My grandfather built our house in 1920 with the help of his brothers and several of the neighbourhood families whose grandchildren still live close by and with whom I went to Indian day school. My dad and his twin brother were born in this house.
My grandmother Edith Anderson Monture, who was the first Indigenous nurse in Canada and an American army corps nurse in the First World War, designed the house's layout and every room is perfectly square with lath plaster under 100 years of layered wallpaper. Over the years it's been modified and modernized.
The house sits on 40 hectares of land, of which a quarter is untouched woodlot. This was originally a working farm and we still have an old barn that used to house 10 head of cattle, plus store a lot of hay.
Coming home to the rez was strangely a bit of a culture shock and yet extremely comfortable — like putting my moccasins on after a long day in heels.
I am forever grateful my employer is flexible such that I was able to continue working from home, dealing with the terrible rez Wi-Fi but I never missed a day during that transition.

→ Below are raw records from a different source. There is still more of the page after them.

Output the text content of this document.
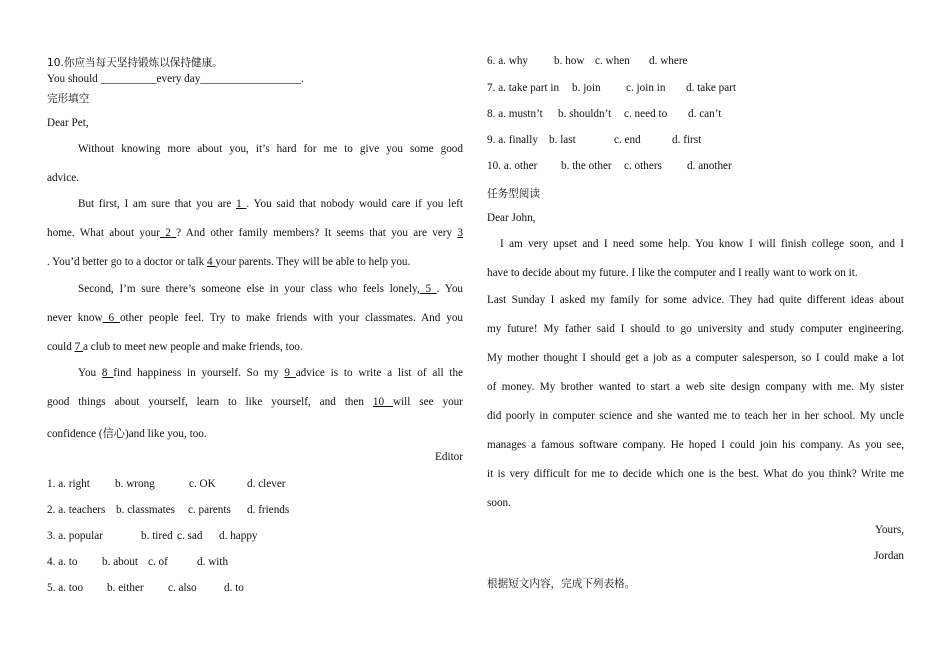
10.你应当每天坚持锻炼以保持健康。
You should __________every day__________________.
完形填空
Dear Pet,
Without knowing more about you, it’s hard for me to give you some good
advice.
But first, I am sure that you are 1 . You said that nobody would care if you left
home. What about your 2 ? And other family members? It seems that you are very 3
. You’d better go to a doctor or talk 4 your parents. They will be able to help you.
Second, I’m sure there’s someone else in your class who feels lonely, 5 . You
never know 6 other people feel. Try to make friends with your classmates. And you
could 7 a club to meet new people and make friends, too.
You 8 find happiness in yourself. So my 9 advice is to write a list of all the
good things about yourself, learn to like yourself, and then 10 will see your
confidence (信心)and like you, too.
Editor
1. a. right b. wrong	c. OK	d. clever
2. a. teachers b. classmates c. parents d. friends
3. a. popular	b. tired c. sad d. happy
4. a. to b. about c. of	d. with
5. a. too b. either c. also d. to
6. a. why b. how c. when d. where
7. a. take part in b. join c. join in d. take part
8. a. mustn’t b. shouldn’t c. need to d. can’t
9. a. finally b. last	c. end	d. first
10. a. other b. the other c. others d. another
任务型阅读
Dear John,
I am very upset and I need some help. You know I will finish college soon, and I
have to decide about my future. I like the computer and I really want to work on it.
Last Sunday I asked my family for some advice. They had quite different ideas about
my future! My father said I should to go university and study computer engineering.
My mother thought I should get a job as a computer salesperson, so I could make a lot
of money. My brother wanted to start a web site design company with me. My sister
did poorly in computer science and she wanted me to teach her in her school. My uncle
manages a famous software company. He hoped I could join his company. As you see,
it is very difficult for me to decide which one is the best. What do you think? Write me
soon.
Yours,
Jordan
根据短文内容，完成下列表格。
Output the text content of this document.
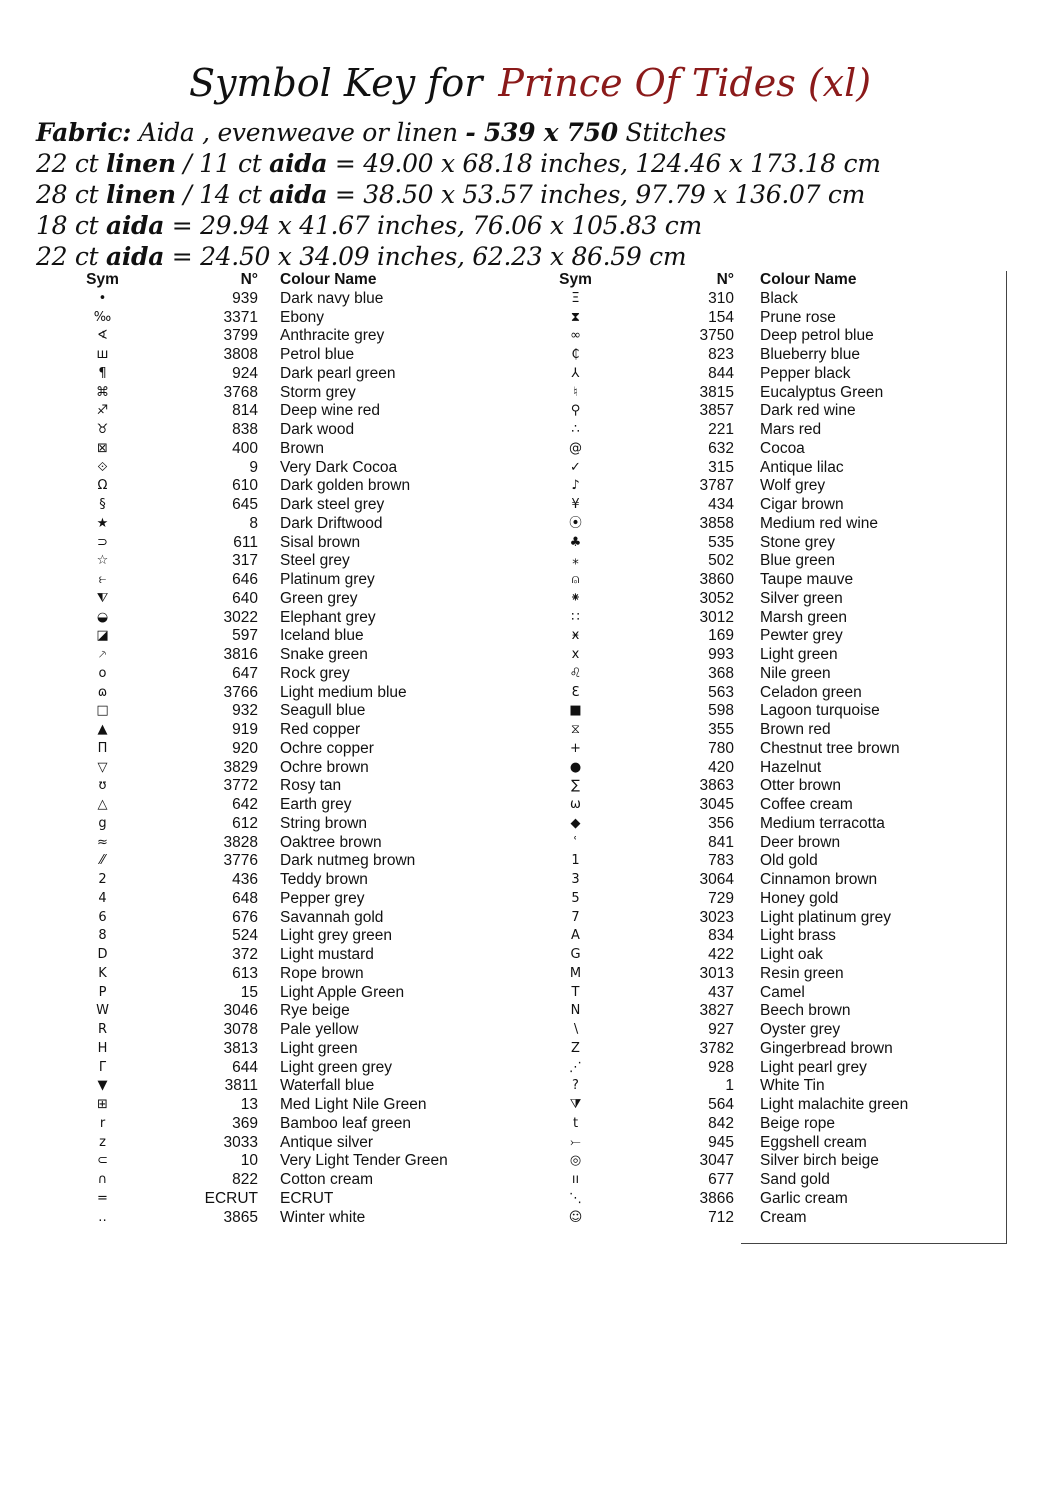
Symbol Key for Prince Of Tides (xl)
Fabric: Aida , evenweave or linen - 539 x 750 Stitches
22 ct linen / 11 ct aida = 49.00 x 68.18 inches, 124.46 x 173.18 cm
28 ct linen / 14 ct aida = 38.50 x 53.57 inches, 97.79 x 136.07 cm
18 ct aida = 29.94 x 41.67 inches, 76.06 x 105.83 cm
22 ct aida = 24.50 x 34.09 inches, 62.23 x 86.59 cm
Sym	N° Colour Name
•	939 Dark navy blue
‰	3371 Ebony
∢	3799 Anthracite grey
ш	3808 Petrol blue
¶	924 Dark pearl green
⌘	3768 Storm grey
♐	814 Deep wine red
♉	838 Dark wood
⊠	400 Brown
⟐	9 Very Dark Cocoa
Ω	610 Dark golden brown
§	645 Dark steel grey
★	8 Dark Driftwood
⊃	611 Sisal brown
☆	317 Steel grey
⥼	646 Platinum grey
⧨	640 Green grey
◒	3022 Elephant grey
◪	597 Iceland blue
⸕	3816 Snake green
o	647 Rock grey
ɷ	3766 Light medium blue
□	932 Seagull blue
▲	919 Red copper
Π	920 Ochre copper
▽	3829 Ochre brown
ʊ	3772 Rosy tan
△	642 Earth grey
g	612 String brown
≈	3828 Oaktree brown
⁄⁄	3776 Dark nutmeg brown
2	436 Teddy brown
4	648 Pepper grey
6	676 Savannah gold
8	524 Light grey green
D	372 Light mustard
K	613 Rope brown
P	15 Light Apple Green
W	3046 Rye beige
R	3078 Pale yellow
H	3813 Light green
Γ	644 Light green grey
▼	3811 Waterfall blue
⊞	13 Med Light Nile Green
r	369 Bamboo leaf green
z	3033 Antique silver
⊂	10 Very Light Tender Green
∩	822 Cotton cream
=	ECRUT ECRUT
‥	3865 Winter white
Sym	N° Colour Name
Ξ	310 Black
⧗	154 Prune rose
∞	3750 Deep petrol blue
₵	823 Blueberry blue
⅄	844 Pepper black
♮	3815 Eucalyptus Green
⚲	3857 Dark red wine
∴	221 Mars red
@	632 Cocoa
✓	315 Antique lilac
♪	3787 Wolf grey
¥	434 Cigar brown
⦿	3858 Medium red wine
♣	535 Stone grey
⁎	502 Blue green
⍝	3860 Taupe mauve
⁕	3052 Silver green
∷	3012 Marsh green
ӿ	169 Pewter grey
x	993 Light green
♌	368 Nile green
Ɛ	563 Celadon green
■	598 Lagoon turquoise
⧖	355 Brown red
+	780 Chestnut tree brown
●	420 Hazelnut
∑	3863 Otter brown
ω	3045 Coffee cream
◆	356 Medium terracotta
ʿ	841 Deer brown
1	783 Old gold
3	3064 Cinnamon brown
5	729 Honey gold
7	3023 Light platinum grey
A	834 Light brass
G	422 Light oak
M	3013 Resin green
T	437 Camel
N	3827 Beech brown
∖	927 Oyster grey
Z	3782 Gingerbread brown
⋰	928 Light pearl grey
?	1 White Tin
⧩	564 Light malachite green
t	842 Beige rope
⤚	945 Eggshell cream
◎	3047 Silver birch beige
ıı	677 Sand gold
⋱	3866 Garlic cream
☺	712 Cream
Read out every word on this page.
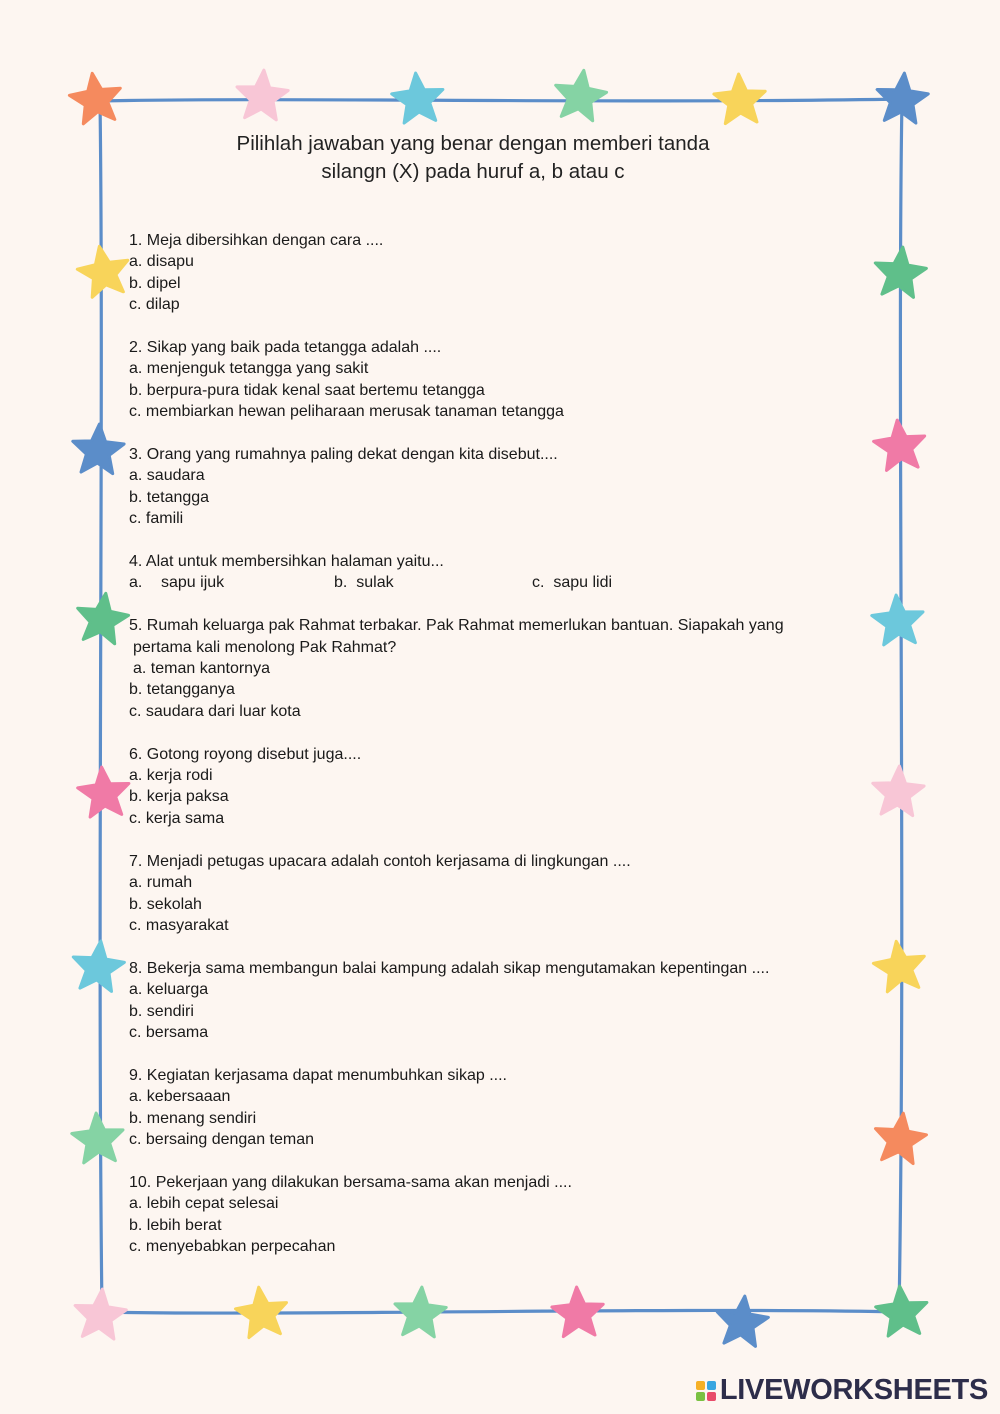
Pilihlah jawaban yang benar dengan memberi tanda
silangn (X) pada huruf a, b atau c
1. Meja dibersihkan dengan cara ....
a. disapu
b. dipel
c. dilap
2. Sikap yang baik pada tetangga adalah ....
a. menjenguk tetangga yang sakit
b. berpura-pura tidak kenal saat bertemu tetangga
c. membiarkan hewan peliharaan merusak tanaman tetangga
3. Orang yang rumahnya paling dekat dengan kita disebut....
a. saudara
b. tetangga
c. famili
4. Alat untuk membersihkan halaman yaitu...
a. sapu ijuk	b. sulak	c. sapu lidi
5. Rumah keluarga pak Rahmat terbakar. Pak Rahmat memerlukan bantuan. Siapakah yang
pertama kali menolong Pak Rahmat?
a. teman kantornya
b. tetangganya
c. saudara dari luar kota
6. Gotong royong disebut juga....
a. kerja rodi
b. kerja paksa
c. kerja sama
7. Menjadi petugas upacara adalah contoh kerjasama di lingkungan ....
a. rumah
b. sekolah
c. masyarakat
8. Bekerja sama membangun balai kampung adalah sikap mengutamakan kepentingan ....
a. keluarga
b. sendiri
c. bersama
9. Kegiatan kerjasama dapat menumbuhkan sikap ....
a. kebersaaan
b. menang sendiri
c. bersaing dengan teman
10. Pekerjaan yang dilakukan bersama-sama akan menjadi ....
a. lebih cepat selesai
b. lebih berat
c. menyebabkan perpecahan
LIVEWORKSHEETS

Like dealing with the rez Wi-Fi, being back on the territory required some pragmatic adaptation and flexibility for my urban-raised daughter and me.
For one thing, the majority of homes do not have drinkable running water at Six Nations. Yes, we did get a water treatment plant and yes, it's operational but hooking your house up if you're currently not on the system costs anywhere between $8,000-$10,000 depending on how far your house is from the water main.
At the old farm house, we have a cistern that gets filled once a month as we do all the cleaning and bathing with trucked-in water. Rez connections are such that I text one of my cousins and he brings it on demand. Once a week, we fill two 22-litre water jugs for drinking water at a water supplier on Chiefswood Road (also another cousin).